EMDR
L’EMDR, c’est quoi ?
EMDR signifie Eye Movement Desensitization and Reprocessing. En français, cela correspond à la désensibilisation et au retraitement de l’information par les mouvements oculaires.
La psychologue américaine Francine Shapiro a développé cette thérapie dans les années 1980 aux États-Unis. Depuis, les professionnels de santé la reconnaissent largement à l’échelle internationale.
Pour quoi ?
L’EMDR aide à traiter les symptômes liés à des événements traumatiques du passé. En effet, certains souvenirs ne sont pas correctement assimilés par notre cerveau. C’est un peu comme si nous les avions avalés tout ronds, sans pouvoir les digérer.
Comment ?
Heureusement, notre psychisme possède, tout comme notre corps, une remarquable capacité d’autoguérison. Lorsque vous vous coupez, votre organisme cicatrise naturellement et produit des anticorps pour favoriser votre guérison. De la même manière, l’esprit cherche lui aussi à se réparer.

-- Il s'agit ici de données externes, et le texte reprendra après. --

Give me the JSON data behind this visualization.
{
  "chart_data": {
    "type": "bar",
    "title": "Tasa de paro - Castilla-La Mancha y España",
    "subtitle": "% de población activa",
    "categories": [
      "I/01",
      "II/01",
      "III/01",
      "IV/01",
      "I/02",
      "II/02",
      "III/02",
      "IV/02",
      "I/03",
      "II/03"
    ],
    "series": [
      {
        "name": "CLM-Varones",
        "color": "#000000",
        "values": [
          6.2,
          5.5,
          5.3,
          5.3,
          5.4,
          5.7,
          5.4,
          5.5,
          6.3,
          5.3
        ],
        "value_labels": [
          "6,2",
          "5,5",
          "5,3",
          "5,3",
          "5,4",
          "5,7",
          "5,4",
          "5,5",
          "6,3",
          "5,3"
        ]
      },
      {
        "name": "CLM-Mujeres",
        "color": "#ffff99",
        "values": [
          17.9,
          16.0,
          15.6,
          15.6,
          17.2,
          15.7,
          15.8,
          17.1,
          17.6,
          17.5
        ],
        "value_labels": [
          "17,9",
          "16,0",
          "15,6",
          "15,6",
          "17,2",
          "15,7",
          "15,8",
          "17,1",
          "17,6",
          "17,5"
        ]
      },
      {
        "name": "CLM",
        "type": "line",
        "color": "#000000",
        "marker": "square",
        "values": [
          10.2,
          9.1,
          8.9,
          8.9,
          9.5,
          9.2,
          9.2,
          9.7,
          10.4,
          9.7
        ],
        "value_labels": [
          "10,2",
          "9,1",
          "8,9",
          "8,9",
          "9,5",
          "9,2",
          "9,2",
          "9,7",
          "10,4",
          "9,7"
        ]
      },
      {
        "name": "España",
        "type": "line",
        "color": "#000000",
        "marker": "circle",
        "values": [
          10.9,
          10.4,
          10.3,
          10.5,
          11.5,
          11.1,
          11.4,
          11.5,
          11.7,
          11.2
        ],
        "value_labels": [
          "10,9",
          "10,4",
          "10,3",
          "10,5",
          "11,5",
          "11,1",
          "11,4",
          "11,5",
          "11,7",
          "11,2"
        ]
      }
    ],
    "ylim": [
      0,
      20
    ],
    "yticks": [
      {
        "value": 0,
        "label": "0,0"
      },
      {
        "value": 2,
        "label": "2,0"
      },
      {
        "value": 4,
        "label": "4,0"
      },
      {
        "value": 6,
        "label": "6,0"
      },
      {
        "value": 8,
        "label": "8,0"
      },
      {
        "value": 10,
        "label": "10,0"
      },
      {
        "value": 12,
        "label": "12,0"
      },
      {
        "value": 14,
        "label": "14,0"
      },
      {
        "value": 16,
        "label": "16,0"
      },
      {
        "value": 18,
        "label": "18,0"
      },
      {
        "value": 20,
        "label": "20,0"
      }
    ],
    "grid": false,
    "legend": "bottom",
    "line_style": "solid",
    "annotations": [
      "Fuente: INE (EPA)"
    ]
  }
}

Les chercheurs pensent que les mouvements automatiques des yeux durant le sommeil paradoxal activent ce système naturel de réparation.
Ainsi, le cerveau traite progressivement les souvenirs afin de les classer sereinement dans notre « bibliothèque intérieure ».
Cependant, lorsqu’un événement reste douloureux ou envahissant pendant une longue période, nous pouvons supposer que ce processus de réparation n’a pas pu s’accomplir correctement. Le cerveau n’a alors pas totalement intégré le souvenir, qui reste bloqué et continue de provoquer de la souffrance.
Combien de séances ?
Le nombre de séances varie selon les personnes et la complexité du traumatisme.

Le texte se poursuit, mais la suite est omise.